Editorial - Crime hediondo
Na esteira da revolta nacional provocada pela descoberta da falsificação de remédios, que atingiu nível inconcebível diante da venda de anticoncepcionais sem valor, o Ministério da Justiça anuncia a criação de uma Delegacia Especial de Prevenção e Repressão à Falsificação e Adulteração de Substâncias Medicinais, que funcionará no âmbito do Departamento de Polícia Federal, com sede em Brasília, e terá ramificações em todos os Estados. O objetivo do governo com o novo órgão é impedir a produção e comercialização de medicamentos falsos. O novo órgão surge, evidentemente, com atraso, mas antes tarde do que nunca. Não há dúvida da importância desta nova Delegacia e da obrigação efetiva do poder público em garantir, no mínimo, que medicamentos devidamente aprovados para uso público possam ser consumidos com segurança e certeza de que se trata de produtos capazes de corresponder àquilo que deles se espera.

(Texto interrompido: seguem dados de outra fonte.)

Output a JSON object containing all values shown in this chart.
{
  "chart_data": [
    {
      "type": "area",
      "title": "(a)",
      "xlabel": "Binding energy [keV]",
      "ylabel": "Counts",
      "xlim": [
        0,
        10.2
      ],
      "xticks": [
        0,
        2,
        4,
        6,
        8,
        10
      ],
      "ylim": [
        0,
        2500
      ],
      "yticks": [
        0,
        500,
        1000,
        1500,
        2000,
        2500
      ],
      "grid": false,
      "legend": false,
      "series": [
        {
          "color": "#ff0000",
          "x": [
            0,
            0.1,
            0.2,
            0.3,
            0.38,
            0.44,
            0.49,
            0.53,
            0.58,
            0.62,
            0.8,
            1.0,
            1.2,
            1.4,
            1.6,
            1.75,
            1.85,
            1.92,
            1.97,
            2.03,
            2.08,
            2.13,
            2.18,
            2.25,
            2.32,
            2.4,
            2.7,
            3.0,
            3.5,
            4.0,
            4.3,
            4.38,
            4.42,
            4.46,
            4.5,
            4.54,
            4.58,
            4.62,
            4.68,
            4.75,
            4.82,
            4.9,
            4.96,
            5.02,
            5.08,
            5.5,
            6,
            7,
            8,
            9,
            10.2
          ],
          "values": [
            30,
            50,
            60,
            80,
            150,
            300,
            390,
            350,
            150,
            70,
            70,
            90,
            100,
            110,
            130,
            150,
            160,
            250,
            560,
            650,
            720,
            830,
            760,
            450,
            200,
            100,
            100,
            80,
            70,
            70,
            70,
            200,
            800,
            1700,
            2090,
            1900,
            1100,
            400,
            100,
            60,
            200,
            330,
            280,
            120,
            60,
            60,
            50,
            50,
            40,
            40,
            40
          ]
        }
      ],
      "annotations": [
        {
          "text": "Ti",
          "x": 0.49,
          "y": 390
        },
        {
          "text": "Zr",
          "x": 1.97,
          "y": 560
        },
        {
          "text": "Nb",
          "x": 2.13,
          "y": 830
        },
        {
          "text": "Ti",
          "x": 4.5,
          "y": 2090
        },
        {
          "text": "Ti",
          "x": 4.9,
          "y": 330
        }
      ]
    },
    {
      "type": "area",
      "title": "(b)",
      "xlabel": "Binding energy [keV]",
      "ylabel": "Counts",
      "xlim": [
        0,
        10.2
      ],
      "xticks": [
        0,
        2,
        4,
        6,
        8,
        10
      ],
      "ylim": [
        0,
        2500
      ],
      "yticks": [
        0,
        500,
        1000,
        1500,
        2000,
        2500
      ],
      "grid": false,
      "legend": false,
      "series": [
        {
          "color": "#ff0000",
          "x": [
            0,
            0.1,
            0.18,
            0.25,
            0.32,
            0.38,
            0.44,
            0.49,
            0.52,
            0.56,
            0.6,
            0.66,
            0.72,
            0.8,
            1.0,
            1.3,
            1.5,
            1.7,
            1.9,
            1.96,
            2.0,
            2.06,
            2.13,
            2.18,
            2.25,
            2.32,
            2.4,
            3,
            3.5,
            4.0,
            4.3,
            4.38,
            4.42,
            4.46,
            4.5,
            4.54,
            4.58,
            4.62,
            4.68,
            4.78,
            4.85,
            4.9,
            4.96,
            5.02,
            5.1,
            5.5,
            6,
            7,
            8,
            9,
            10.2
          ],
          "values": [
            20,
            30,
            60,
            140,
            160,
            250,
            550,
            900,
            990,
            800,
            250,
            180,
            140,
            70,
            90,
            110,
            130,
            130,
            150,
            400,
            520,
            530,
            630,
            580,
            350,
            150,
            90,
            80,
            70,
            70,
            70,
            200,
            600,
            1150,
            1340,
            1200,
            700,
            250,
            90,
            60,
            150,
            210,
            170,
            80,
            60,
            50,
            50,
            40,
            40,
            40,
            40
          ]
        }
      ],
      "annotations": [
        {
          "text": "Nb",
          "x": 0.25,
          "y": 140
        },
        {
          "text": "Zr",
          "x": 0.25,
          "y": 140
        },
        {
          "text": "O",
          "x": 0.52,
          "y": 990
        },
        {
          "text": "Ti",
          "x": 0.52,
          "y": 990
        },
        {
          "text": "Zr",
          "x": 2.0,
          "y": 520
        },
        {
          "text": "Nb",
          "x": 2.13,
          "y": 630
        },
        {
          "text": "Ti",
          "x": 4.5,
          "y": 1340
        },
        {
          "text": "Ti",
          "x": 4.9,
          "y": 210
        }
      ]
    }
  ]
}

O ministro da Saúde, José Serra, tão logo foi denunciada a existência de remédios falsificados que deveriam ser usados por doentes com câncer, manifestou toda sua revolta, afirmando que os responsáveis deveriam receber as penas mais pesadas da legislação. Anunciou a adoção de medidas firmes para o combate ao crime. O Congresso também se envolveu, embora na aprovação de lei a respeito tenha, por falha técnica, deixado de considerar a falsificação de remédios um crime hediondo. Ainda assim, a ação do Legislativo pretendia prover a autoridade de elementos positivos para o combate à adulteração e a prisão dos falsificadores.
É inquestionável que este é um setor em que só a autoridade, com toda a sua força, pode agir. O cidadão, que normalmente está desamparado diante de qualquer tipo de criminoso, ainda é mais frágil nesta questão dos remédios. O doente não tem como saber se aquele medicamento que comprou (ou que recebeu de algum órgão oficial) é falso, sem condições, portanto, de ajudá-lo no combate à sua doença e com o risco ainda de prejudicá-lo seriamente. Neste setor, talvez mais do que em qualquer outro, a questão é de confiança total: quem recebe ou compra um remédio da farmácia ou de algum ambulatório acredita que vai consumir aquilo que o médico receitou. Só quem pode dar efetivas garantias contra a falsificação é o poder público. Esta é uma obrigação da autoridade e é imperioso que o trabalho para combater este tipo de crime receba a mais ampla prioridade.
É assustadora a revelação da secretária nacional de Vigilância Sanitária, Marta Nóbrega, de que o problema tem magnitude maior do que se poderia pensar. Segundo a especialista, apenas 40% das 382 empresas farmacêuticas que operam no país têm produção confiável. Para piorar, a fiscalização é precária, o total de fiscais em atividade é reduzido, as multas são irrisórias, segundo ela própria. Há, portanto, uma realidade tremendamente grave a constituir um desafio imenso à nova Delegacia. Um trabalho que não pode falhar, que precisa ser não só eficiente, mas rápido, principalmente na identificação dos remédios falsificados e em sua destruição imediata, tudo exigindo um esforço concentrado e sério. A identificação, prisão e punição dos responsáveis também têm de ser realizadas com a mesma eficiência. Os casos das mulheres que engravidaram por tomar anticoncepcional adulterado, e o da recém-nascida que agonizou no hospital até a morte por receber remédio falso contra pneumonia, são rastros de descalabro e dor, exemplos da insegurança que hoje ronda o Brasil e marcas definitivas do terrível poder dos criminosos que fazem da vida alheia um joguete para seus negócios sujos. É preciso combatê-los já.
Um país que ainda enfrenta tantos problemas na área de saúde não pode aceitar de modo algum este atentado covarde representado pelos remédios falsificados. É valioso perceber a disposição da autoridade em cumprir seu papel e o que se espera é que esta nova Delegacia aja rápida e eficientemente.